Don’t you just love those Bud Light “Real Men of Genius” commercials? I love them because they always make me laugh, so here’s my poor attempt at a parody of that famous Bud Light ad campaign called “Springfield Men Of Genius”, starting with Mr. Cow Chip Thrower. I know there are creative people out there in Springfield who can come up with some other great “Springfield Men Of Genius”, so feel free to contribute!
Springfield Men Of Genius – Mr. Cow Chip Thrower
Announcer: Message in a Boggle presents . . . Springfield Men of Genius.
Singer: Springfield Men of Genius . . .
Ancr: Today we salute you, Mr. Cow Chip Thrower
Singer: Mr. Cow Chip Thrower
Ancr: You are dedicated to the amazing sport of flinging dried cow dung as far as humanly possible while surrounded by drunken spectators and local celebrities eating corn on the cob.
Singer: Gotta throw it far, gotta win!
Ancr: You rigorously train year-round to prepare for the once-a-year muck chuck and your chance to be the distinguished champion.
Singer: (farm noises, cow moos) Hurl that manure on the farm, doesn’t smell that bad to me!
Ancr: Lifting weights, perfecting your shotput technique, dulling your sense of smell, learning to pick the most aerodynamic cow chip, constantly striving to achieve ultimate glory and a darn nice trophy!
Singer: Don’t even need no gloves!
Ancr: And your cow pie throwing techniques coupled with your intense concentration are nothing short of brilliant, not to mention your shocking bravery!
Singer: Shoo, fly, don’t bother me . . .
Ancr: So crack open an ice-cold light beer, Mr. Cow Chip Thrower. We salute you for providing disgusting, filthy entertainment to a twisted and desperatedly jaded audience on a long, hot summer day in the country.

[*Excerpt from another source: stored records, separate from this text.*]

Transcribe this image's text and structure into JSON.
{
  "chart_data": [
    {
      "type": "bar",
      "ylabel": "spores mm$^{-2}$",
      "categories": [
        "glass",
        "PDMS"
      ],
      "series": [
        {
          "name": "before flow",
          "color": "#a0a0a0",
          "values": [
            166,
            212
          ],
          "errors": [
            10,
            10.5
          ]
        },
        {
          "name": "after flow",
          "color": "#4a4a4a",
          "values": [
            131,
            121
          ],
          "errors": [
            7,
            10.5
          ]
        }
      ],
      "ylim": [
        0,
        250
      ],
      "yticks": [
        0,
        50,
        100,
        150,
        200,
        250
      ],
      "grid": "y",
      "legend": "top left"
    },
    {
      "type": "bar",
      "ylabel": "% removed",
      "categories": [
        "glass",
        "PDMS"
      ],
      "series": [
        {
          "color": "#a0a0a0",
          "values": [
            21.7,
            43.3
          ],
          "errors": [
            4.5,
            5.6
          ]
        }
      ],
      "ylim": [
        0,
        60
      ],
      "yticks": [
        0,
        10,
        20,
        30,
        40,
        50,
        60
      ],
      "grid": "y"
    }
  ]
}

Singer: Go, go, cow chip throw!




Well played. You could probably sell on them on that one.
Springfield Men Of Genius – Mr. Abe Lincoln Impersonator
Announcer: Message in a Boggle presents . . . Springfield Men of Genius.
Singer: Springfield Men of Genius . . .
Ancr: Today we salute you, Mr. Abe Lincoln Impersonator
Singer: Mr. Abe Lincoln Impersonator
Ancr: You are willing to ride on the coat tails of Springfield’s most well-known and beloved son.
Singer: Four score and seven years ago . . . .
Anncr: We admire the lengths to which you must go to actually look like Lincoln – the fake beard and eye brows, the ridiculous hat and clothes, the platform shoes because you’re only 5 foot 2, black hair dye, and of course the belly girdle . . .
Singer: (moaning) I . . . know . . . I can . . . squeeze into this thing!
Anncr: But most of all we respect your ability to make any amount of money off this slight resemblance.
Singer: You look like Abe in a fun house mirror!
Anncr: We know that it must get old portraying a man who has been dead for nearly one hundred fifty years, but you tirelessly continue gig after gig, flubbing his historic speeches and rewriting the past with your foggy recollections.
Singer: The civil war and slavery? Not really that big of a deal as I recall . . .
Anncr: We look forward to all the city festivals and events, because we know that we can count on you to be there, representing one of our nation’s greatest presidents and Springfield’s greatest celebrity.
Singer: Anybody up for going to the theater?
Anncr: So crack open an ice-cold light beer, Mr. Abe Lincoln Impersonator. We salute you for your poor imitation of a great man.
Singer: See you again soon on Lincoln’s birthday!